Gliadin tayini için grafen oksit ve nanopartikül temelli elektrokimyasal immünosensör geliştirilmesi

Abstract

Bu tez çalışmasında, gıda ürünlerinde yer alan gluten (gliadin) içeriğinin tayini için yeni bir etiketli elektrokimyasal immünosensör geliştirildi. Bunun için, öncelikle camsı karbon elektrot yüzeyi (GCE), hazırlanan grafen oksit (GO) dispersiyonu ile sonrasında ise gümüş nanopartiküllerin (AgNP) elektrokimyasal olarak biriktirilmesi ile modifiye edildi. Hazırlanan modifiye elektrot GCE/GO/AgNP olarak isimlendirildi. GC/GO/AgNP elektrodun yüzey özelliklerinin incelenmesi için Taramalı Elektron Mikroskobu (SEM) kullanıldı ve bunun yanında EDX analizi de yapıldı. Modifiye elektrodun elektrokimyasal özelliklerinin incelenmesi için, dönüşümlü voltametri (CV), elektrokimyasal empedans spektroskopisi (EIS) ve diferansiyel puls voltametri (DPV) teknikleri kullanıldı. Uygun immünosensör yapısının oluşturulması için deney koşulları optimize edildi. Gliadin proteininin tayini, HRP enziminin substratlarının (hidrokinon ve hidrojen peroksit) hücre ortamına ilave edilmesinden sonra, diferansiyel puls voltametri (DPV) tekniği kullanılarak gerçekleştirildi. Gliadin proteini için doğrusal çalışma aralığı 0,5-200 μg mL-1 olarak belirlendi.

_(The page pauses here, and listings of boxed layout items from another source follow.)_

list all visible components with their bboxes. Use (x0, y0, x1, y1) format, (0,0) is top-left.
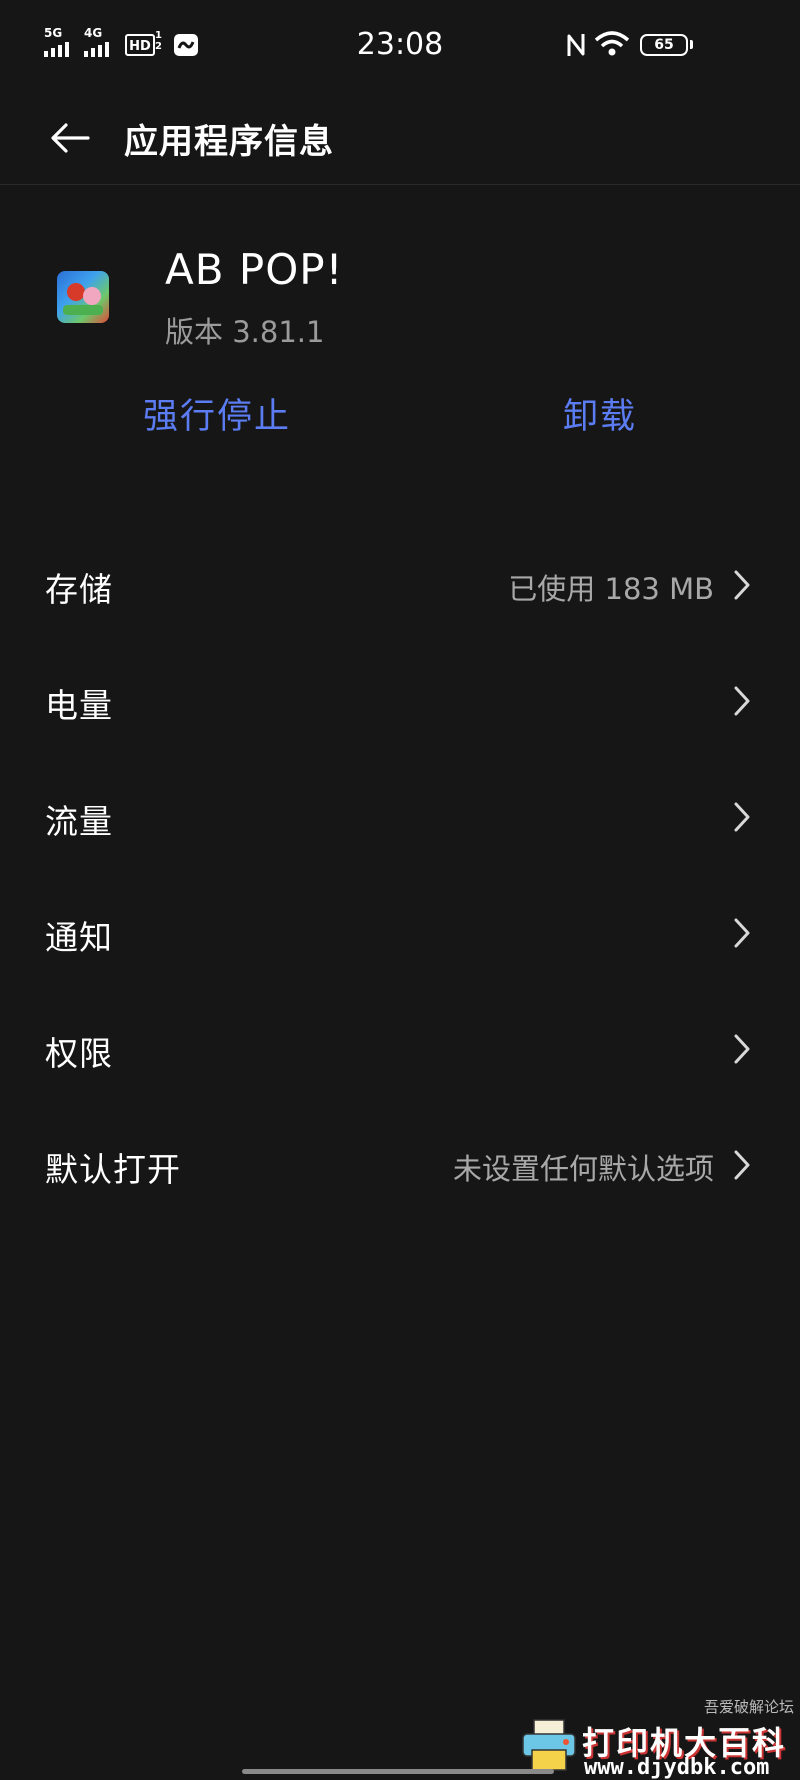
settings-row-label: 存储 (45, 570, 113, 609)
arrow-left-icon (51, 123, 90, 153)
settings-row-battery[interactable]: 电量 (0, 642, 800, 758)
settings-list: 存储 已使用 183 MB 电量 流量 通知 权限 默认打开 未设置任何默认选项 (0, 526, 800, 1222)
app-version: 版本 3.81.1 (165, 315, 325, 349)
settings-row-value: 已使用 183 MB (508, 572, 714, 606)
settings-row-data-usage[interactable]: 流量 (0, 758, 800, 874)
settings-row-storage[interactable]: 存储 已使用 183 MB (0, 526, 800, 642)
nfc-icon (565, 32, 587, 62)
settings-row-notifications[interactable]: 通知 (0, 874, 800, 990)
force-stop-button[interactable]: 强行停止 (143, 388, 291, 439)
settings-row-label: 通知 (45, 918, 113, 957)
watermark: 吾爱破解论坛 打印机大百科 www.djydbk.com (510, 1696, 800, 1780)
app-name: AB POP! (165, 245, 344, 294)
settings-row-open-by-default[interactable]: 默认打开 未设置任何默认选项 (0, 1106, 800, 1222)
status-bar: 5G 4G HD 1 2 23:08 65 (0, 0, 800, 92)
chevron-right-icon (734, 802, 750, 832)
settings-row-permissions[interactable]: 权限 (0, 990, 800, 1106)
settings-row-label: 权限 (45, 1034, 113, 1073)
watermark-url: www.djydbk.com (584, 1755, 770, 1780)
battery-level: 65 (654, 37, 674, 53)
settings-row-label: 默认打开 (45, 1150, 181, 1189)
watermark-forum-text: 吾爱破解论坛 (703, 1698, 794, 1716)
battery-tip (690, 40, 693, 49)
page-title: 应用程序信息 (124, 122, 334, 162)
chevron-right-icon (734, 918, 750, 948)
settings-row-value: 未设置任何默认选项 (452, 1152, 714, 1186)
printer-icon (522, 1719, 576, 1771)
uninstall-button[interactable]: 卸载 (563, 388, 637, 439)
chevron-right-icon (734, 570, 750, 600)
top-app-bar: 应用程序信息 (0, 92, 800, 185)
chevron-right-icon (734, 1034, 750, 1064)
app-icon (57, 271, 109, 323)
settings-row-label: 流量 (45, 802, 113, 841)
battery-icon: 65 (640, 34, 688, 56)
settings-row-label: 电量 (45, 686, 113, 725)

In this thesis study, a new labeled electrochemical immunosensor was developed for determination of gluten (gliadin) content in food products. For this, first the glassy carbon electrode surface (GCE) was modified by the prepared graphene oxide (GO) dispersion and then by electrochemically deposition of silver nanoparticles (AgNP). The prepared electrode was called as GCE / GO / AgNP. The surface properties of GC/GO/AgNP electrode was investigated via Scanning Electron Microscope (SEM) and in addition EDX analysis was performed. The electrochemical properties of the modified electrode were investigated by cyclic voltammetry (CV), electrochemical impedance spectroscopy (EIS) and differential pulse voltammetry (DPV) methods. The experimental conditions have been optimized to form the appropriate immunosensor structure. The determination of the gliadin protein was carried out using differential pulse voltammetry (DPV) technique after the substrates (hydroquinone and hydrogen peroxide) of the HRP enzyme were added to the cell environment. The linear working range for the gliadin protein was determined as 0.5-200 μg mL-1.